Однажды, в морозный солнечный день в начале ноября сорок четвертого года, звонок в передней залился рассыпчатой трелью.
— Ну, конечно, это они! — объявил Пластунов, и действительно, в распахнутую дверь вместе с голубыми клубами морозного воздуха ворвались молодые голоса, смех, веселая толкотня.
— Сонечка, милая, здравствуй!
— Выздоровела, братцы, выздоровела!
— Сонечка, мы ужасно рады за вас!
— Сонечка, ур-ра-а!
Няня быстро навела порядок:
— Да не бросайтесь к ней все сразу: слабенькая еще она, ведь только со вчерашнего дня голову с подушки подняла.
Гости расселись, кто на стульях, кто на длинном подоконнике.
— Ну, рассказывайте, рассказывайте! — сидя в подушках, с веселой мольбой говорила Соня. — Как моя бригада работает?
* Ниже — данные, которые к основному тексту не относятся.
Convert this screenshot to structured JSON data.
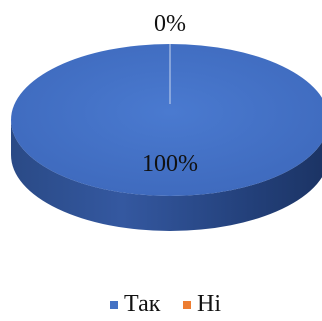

Кто ведет ее?..
— А ну, посмотри на нас! — смеялась Маня.
— Ты, Манечка, бригадир… ты! — угадала Соня. — Как все хорошо получилось! Ну, как вы работали?
— Рады рапортовать товарищу начальнику! Мне, как бригадиру, приходится доложить первой, а потом ты скажешь, Юля, а затем ты, Тамара… — распоряжалась Маня, — После нас рапортуют наши новенькие электросварщицы: Наташа и Шура, которые себя хорошо показали, и могу заверить тебя, Сонечка, что эти воспитанные нами девушки и в будущем не испортят наш концерт!
— Ох, ну и языката, разбойница! — довольно бормотала няня, слушая, как сначала Маня Журавина рапортовала сама, а потом живо и остроумно вела «концерт», то есть подбадривала Юлю, Тамару и двух новеньких электросварщиц, которые рассказывали, какие военные и гражданские заказы они выполняли за эти полтора месяца.
— А знаете, Сонечка, — смешливо высунулся Сережа, которому не терпелось скорее «выложить» все заводские новости, — знаете, наш многоуважаемый сменный мастер Игорь Чувилев лекции читает, замечательные лекции!